If you have 10,000 rows, and each has 1000 bytes of data that's a 10MB table
And maybe 20MB of Temp files
With a Memo of - say 4000 bytes in each that means any process of the table will
have to read 100MB and possibly use 200MB of RAM for that process
Complete with the flushing of memory to pagefile and the flushing of other data
from the storage cache, and the RAM allocated by the OS for I/O buffering.
So - separate out the memo and blobs and you avoid massive processing overheads
as well as backup requirements if the entries are held in separate files
And that is without even considering the increasing size of images and
commentary that may be in memo fields
Cut and paste of text from reports and filled-in forms - as in as well as
describing the actual incident, detail your understanding of the cause, and the
effect of the incident on yourself.
From: AccessD <accessd-bounces at databaseadvisors.com> On Behalf Of Susan Harkins
Sent: Saturday, January 26, 2019 5:18 PM
To: 'Access Developers discussion and problem solving'
<accessd at databaseadvisors.com>
Subject: Re: [AccessD] Memo field corruption
The main reason was to protect the rest of your data -- if the memo field is
corrupted, you're dealing with just the memo fields in that table. It won't
prevent corruption, just make it easier to fix if you do.
In this page
characters at the bottom it says this:
The reason for these limitations is that memo content is not actually stored
in the table. Only a pointer to its location on disk is.
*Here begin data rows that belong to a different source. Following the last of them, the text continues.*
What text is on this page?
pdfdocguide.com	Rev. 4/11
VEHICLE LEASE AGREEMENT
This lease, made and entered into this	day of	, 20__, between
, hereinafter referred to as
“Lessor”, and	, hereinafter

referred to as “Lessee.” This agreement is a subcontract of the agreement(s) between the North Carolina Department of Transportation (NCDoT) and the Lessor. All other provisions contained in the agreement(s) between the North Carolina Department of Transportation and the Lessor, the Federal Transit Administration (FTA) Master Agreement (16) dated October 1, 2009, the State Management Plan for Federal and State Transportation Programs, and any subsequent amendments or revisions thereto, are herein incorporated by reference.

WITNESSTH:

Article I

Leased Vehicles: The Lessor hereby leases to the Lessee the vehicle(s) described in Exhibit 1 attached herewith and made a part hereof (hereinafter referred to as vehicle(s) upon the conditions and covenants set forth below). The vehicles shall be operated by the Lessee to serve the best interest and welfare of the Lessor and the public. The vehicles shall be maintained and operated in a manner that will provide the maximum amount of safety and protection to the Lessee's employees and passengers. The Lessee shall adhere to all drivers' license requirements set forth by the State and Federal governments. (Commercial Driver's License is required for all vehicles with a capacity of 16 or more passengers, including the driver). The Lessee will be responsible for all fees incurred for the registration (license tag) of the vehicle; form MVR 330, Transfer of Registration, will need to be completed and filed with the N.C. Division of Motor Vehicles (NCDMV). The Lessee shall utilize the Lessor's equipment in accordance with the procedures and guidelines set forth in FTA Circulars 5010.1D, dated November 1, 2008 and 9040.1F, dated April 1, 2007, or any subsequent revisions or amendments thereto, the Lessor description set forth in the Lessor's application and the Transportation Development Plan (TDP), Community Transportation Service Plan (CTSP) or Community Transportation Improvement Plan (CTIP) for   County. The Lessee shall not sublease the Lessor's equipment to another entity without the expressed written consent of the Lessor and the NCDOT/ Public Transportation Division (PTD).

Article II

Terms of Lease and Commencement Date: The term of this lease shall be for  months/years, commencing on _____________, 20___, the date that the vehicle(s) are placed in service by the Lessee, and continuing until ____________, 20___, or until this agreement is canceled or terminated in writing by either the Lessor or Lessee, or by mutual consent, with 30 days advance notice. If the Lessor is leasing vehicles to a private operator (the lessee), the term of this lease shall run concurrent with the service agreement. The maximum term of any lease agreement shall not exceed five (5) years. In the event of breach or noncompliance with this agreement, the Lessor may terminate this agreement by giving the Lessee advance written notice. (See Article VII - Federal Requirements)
This makes features
like sorting and grouping _very_ inefficient because the query has to use
the pointer to go "get" the text, evaluate it, and then apply the sorting
So - if the data is already NOT stored in the table, why create another
related table for memo fields?
I'd suggest trying to track down the source of this 'rule' before you go
further with it. Maybe this was helpful for much older versions of Access
for some reason?
I think a lot of "expert" database developers suggest keeping the memo field
in a separate table using a 1:1 or 1:n relationship -- just in case.
I always include memo fields in the same table. I haven't heard of what you
described - have you seen that done somewhere?
When you include a memo field, do you include it in the table or do you
relate to a second table that stores just the memo field?